И отсюда совершенно понятна розановская мысль в «Уединенном»: «…дураки этакие, все мои сочинения замешаны не на воде и не на масле даже, а на семени человеческом».

Ну и как было Суворину такого сотрудника упустить?!

Свой среди чужих

Собственно начиная именно с этого момента – перехода в «Новое время» и тесного знакомства с петербургскими декадентами, что уже само по себе было оксюмороном, лишь одному человеку доступным (характерна запись в гиппиусовском более позднем мемуаре: «Мы все держались в стороне от “Нового времени”; но Розанову его “суворинство” инстинктивно прощалось: очень уж было ясно, что он не “ихний” (ничей): просто “детишкам на молочишко”, чего он сам, с удовольствием, не скрывал»[41]), он и становится окончательно тем самым Розановым великим и ужасным, о котором до сих пор отчаянно спорят, называют русским Фрейдом, русским Ницше, сравнивают то с Передоновым, то со старшим Карамазовым, то с Хлестаковым, то со Свидригайловым, то со Смердяковым, то с Голядкиным, то с Башмачкиным, то с Великим Инквизитором, то со всеми ими вместе взятыми – он и становится тем Розановым, без которого невозможно представить себе русскую литературу. Все, что было с ним раньше, – Ветлуга, Кострома, Симбирск, Нижний, Москва, Брянск, Елец, Белый и ранний чиновничий Петербург, Страхов, Леонтьев, Соловьев, Победоносцев, Филиппов, Рачинский, Шперк, Рцы, Говоруха-Отрок, славянофилы, – это была своего рода многоэтажная прогимназия, где его учили, наставляли, мучили, дрючили, испытывали, гнобили, покровительствовали и приуготовляли к тому, чтобы войти в новое столетие новым самостоятельным человеком.

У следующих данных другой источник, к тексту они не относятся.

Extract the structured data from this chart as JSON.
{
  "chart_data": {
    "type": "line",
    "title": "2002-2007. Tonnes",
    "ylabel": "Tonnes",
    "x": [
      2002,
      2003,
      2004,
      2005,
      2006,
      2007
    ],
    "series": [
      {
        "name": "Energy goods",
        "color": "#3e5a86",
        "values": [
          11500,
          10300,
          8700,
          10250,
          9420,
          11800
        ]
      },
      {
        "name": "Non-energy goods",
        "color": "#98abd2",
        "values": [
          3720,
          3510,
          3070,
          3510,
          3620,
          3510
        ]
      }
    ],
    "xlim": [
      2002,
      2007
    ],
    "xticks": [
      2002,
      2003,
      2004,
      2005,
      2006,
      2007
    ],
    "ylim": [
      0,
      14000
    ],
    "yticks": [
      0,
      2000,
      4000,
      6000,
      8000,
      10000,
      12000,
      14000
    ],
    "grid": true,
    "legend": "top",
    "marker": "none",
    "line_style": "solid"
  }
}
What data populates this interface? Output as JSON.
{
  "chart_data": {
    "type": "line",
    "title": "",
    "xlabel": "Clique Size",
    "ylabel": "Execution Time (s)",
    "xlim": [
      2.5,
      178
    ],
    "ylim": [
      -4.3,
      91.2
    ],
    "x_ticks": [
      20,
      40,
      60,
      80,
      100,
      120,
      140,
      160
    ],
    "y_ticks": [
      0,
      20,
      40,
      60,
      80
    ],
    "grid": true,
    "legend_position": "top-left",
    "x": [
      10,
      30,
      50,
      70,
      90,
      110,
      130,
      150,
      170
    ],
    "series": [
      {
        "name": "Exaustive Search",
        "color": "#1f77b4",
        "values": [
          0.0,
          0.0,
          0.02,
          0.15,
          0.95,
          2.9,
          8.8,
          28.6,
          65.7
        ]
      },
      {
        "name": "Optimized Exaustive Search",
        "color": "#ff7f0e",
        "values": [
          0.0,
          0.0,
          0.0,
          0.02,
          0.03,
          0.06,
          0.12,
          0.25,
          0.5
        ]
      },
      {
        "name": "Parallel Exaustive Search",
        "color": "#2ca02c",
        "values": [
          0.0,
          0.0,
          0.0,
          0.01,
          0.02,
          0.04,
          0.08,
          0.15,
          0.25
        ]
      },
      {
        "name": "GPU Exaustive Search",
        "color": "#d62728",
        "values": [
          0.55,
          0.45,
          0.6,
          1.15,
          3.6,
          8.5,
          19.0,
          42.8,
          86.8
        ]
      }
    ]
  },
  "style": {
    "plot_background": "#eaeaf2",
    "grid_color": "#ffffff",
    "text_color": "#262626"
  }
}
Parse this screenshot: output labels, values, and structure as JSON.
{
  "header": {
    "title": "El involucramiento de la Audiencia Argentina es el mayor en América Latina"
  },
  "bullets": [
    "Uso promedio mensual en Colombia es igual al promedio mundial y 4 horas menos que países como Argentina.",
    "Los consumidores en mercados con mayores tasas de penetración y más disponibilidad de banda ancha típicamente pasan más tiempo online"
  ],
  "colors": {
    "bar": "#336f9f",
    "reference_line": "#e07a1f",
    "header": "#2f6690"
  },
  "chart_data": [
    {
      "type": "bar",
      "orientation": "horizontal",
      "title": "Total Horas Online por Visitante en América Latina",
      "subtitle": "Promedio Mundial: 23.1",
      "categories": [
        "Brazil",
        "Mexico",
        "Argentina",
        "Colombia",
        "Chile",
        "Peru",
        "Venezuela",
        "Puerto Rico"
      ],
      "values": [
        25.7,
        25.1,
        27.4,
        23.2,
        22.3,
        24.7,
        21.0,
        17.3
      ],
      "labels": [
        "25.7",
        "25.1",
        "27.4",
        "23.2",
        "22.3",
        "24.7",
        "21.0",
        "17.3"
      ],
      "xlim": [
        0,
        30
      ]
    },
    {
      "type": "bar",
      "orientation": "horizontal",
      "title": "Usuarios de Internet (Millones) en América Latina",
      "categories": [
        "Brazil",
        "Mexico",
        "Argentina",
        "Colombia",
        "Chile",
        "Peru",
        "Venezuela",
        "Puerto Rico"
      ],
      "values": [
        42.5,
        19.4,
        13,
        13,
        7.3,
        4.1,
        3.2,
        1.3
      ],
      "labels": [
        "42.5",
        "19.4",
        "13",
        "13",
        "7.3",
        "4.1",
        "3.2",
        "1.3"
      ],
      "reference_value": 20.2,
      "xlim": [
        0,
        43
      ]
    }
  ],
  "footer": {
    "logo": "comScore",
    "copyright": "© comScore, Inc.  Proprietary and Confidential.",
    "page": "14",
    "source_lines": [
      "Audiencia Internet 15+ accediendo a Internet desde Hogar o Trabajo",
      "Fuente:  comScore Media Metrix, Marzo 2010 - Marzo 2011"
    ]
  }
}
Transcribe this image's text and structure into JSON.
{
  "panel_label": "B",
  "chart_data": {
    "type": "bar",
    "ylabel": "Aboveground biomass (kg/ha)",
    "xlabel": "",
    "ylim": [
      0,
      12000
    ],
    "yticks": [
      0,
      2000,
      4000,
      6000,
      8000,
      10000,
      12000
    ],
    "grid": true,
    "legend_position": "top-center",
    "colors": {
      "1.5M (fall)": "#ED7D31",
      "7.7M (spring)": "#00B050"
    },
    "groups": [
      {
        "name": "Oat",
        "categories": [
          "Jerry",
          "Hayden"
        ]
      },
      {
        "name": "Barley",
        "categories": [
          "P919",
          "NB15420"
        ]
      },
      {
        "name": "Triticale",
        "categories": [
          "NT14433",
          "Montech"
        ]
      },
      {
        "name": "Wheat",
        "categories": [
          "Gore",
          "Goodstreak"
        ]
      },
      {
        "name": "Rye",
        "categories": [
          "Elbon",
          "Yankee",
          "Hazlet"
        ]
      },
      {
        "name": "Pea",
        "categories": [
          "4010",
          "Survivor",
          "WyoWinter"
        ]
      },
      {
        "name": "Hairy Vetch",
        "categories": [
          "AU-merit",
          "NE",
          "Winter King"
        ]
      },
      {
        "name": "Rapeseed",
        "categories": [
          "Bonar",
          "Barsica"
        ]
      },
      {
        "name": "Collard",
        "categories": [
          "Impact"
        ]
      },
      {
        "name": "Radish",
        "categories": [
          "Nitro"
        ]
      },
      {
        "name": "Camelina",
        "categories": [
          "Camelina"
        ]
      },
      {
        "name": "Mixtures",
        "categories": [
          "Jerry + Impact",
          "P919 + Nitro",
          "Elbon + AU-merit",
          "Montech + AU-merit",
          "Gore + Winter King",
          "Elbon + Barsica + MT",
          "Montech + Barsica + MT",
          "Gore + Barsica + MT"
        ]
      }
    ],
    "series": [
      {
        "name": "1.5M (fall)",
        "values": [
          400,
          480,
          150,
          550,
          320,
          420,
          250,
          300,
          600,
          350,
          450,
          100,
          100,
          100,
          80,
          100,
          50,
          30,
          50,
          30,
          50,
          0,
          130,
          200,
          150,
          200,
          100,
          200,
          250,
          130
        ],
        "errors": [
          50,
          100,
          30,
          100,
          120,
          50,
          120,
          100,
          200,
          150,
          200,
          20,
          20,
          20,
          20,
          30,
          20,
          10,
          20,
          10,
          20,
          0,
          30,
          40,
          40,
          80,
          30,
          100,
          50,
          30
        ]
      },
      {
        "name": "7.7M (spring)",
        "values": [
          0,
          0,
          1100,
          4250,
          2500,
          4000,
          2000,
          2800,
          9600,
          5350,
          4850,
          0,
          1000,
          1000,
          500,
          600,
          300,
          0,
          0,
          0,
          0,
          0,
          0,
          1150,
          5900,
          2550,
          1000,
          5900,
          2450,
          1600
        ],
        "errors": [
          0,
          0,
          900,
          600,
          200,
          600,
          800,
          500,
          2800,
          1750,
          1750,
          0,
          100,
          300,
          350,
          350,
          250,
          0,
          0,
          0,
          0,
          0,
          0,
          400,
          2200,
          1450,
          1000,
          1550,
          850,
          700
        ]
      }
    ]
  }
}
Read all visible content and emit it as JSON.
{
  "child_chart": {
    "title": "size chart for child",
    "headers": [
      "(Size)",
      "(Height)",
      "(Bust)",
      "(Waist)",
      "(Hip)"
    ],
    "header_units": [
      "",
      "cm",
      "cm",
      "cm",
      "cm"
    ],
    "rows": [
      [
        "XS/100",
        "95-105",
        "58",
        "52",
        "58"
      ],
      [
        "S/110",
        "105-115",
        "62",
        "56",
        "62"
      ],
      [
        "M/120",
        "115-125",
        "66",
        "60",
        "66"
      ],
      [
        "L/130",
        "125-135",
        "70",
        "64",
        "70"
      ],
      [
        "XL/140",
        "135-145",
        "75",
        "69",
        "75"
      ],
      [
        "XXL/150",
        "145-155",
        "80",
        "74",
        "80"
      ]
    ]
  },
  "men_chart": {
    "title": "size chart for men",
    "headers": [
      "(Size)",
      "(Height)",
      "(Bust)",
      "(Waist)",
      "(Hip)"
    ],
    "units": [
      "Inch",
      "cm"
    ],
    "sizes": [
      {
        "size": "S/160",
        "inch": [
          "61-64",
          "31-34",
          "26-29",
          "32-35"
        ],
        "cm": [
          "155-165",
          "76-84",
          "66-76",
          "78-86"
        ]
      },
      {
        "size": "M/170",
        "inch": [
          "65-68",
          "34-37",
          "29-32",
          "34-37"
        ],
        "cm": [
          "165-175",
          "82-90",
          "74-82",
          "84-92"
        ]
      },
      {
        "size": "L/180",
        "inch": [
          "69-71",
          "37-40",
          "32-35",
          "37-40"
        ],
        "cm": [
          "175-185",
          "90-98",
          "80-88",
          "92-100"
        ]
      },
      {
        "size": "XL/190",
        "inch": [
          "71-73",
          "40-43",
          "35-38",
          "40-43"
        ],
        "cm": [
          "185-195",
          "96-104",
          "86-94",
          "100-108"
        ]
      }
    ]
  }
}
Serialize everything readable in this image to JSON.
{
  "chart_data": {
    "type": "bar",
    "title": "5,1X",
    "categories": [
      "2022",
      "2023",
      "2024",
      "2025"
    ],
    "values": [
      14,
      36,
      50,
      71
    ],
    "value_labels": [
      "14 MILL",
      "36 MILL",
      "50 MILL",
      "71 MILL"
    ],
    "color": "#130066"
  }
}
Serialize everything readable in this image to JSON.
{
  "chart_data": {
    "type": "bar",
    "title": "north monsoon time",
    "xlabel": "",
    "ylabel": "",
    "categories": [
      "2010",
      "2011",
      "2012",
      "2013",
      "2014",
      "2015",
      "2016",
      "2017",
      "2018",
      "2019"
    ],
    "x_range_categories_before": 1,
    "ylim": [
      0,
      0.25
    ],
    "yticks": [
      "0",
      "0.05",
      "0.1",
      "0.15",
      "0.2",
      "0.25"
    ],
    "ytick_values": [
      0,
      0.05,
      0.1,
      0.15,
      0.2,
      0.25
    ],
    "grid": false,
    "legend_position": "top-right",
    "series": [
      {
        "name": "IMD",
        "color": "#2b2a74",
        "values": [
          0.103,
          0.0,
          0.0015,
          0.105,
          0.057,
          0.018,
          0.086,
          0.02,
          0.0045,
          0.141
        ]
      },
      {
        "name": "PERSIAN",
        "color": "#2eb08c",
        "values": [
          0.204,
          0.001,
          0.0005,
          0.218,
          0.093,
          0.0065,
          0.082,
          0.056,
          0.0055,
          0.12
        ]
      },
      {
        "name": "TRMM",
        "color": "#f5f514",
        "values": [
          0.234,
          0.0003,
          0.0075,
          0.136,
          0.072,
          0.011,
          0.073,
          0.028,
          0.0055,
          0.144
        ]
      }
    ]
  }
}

Как новый человек он окончательно покинул угрюмую славянофильскую лестницу на петербургской окраине, переселился на респектабельную Шпалерную улицу в просторную квартиру о пяти комнатах с окнами на Неву и Петропавловскую крепость и завел привычки, соответствующие его новому положению.

«Обыкновенно, в час дня, подавался завтрак – котлеты или что-нибудь легкое. После завтрака отец ложился в кабинете спать на кушетку, мама накрывала его меховой шубой, и в квартире водворялась полная тишина, – вспоминала Татьяна Васильевна Розанова. – Обед состоял из трех блюд. Щи или суп с вареным, черкасским мясом (часть мяса 1-го сорта). Мясо из супа обыкновенно ел только отец, и обязательно с горчицей, и очень любил первое блюдо. На второе подавалось: или курица, или кусок жареной телятины, котлеты с гарниром, изредка гусь, утка или рябчики, судак с отварными яйцами; на третье или компот, или безе, или шарлотка; редко клюквенный кисель. После обеда мы должны были играть в детской, а отец шел заниматься в кабинет, разбирать монеты или читать… Домашней прислуги было трое: кухарка, няня и горничная; дрова носил на 5-й этаж дворник, белье большое приходила стирать прачка раз в месяц, маленькие стирки лежали на обязанности горничной. Горничная должна была по утрам чистить всем обувь и пальто, открывать парадную дверь на звонок, подавать к столу кушанья, мыть с кухаркой посуду; по утрам мести и вытирать пыль в комнатах; раз в месяц приходил полотер и натирал полы (папа этот день очень не любил и уходил из дому куда-нибудь); глаженье всего белья лежало на горничной».

Но ограничить жизнь домашним кругом В. В. не захотел. Он позировал Баксту, посещал разнообразные литературные собрания, нахамив на одном из них Федору Сологубу[42], и стал устраивать воскресные обеды с литераторами у себя.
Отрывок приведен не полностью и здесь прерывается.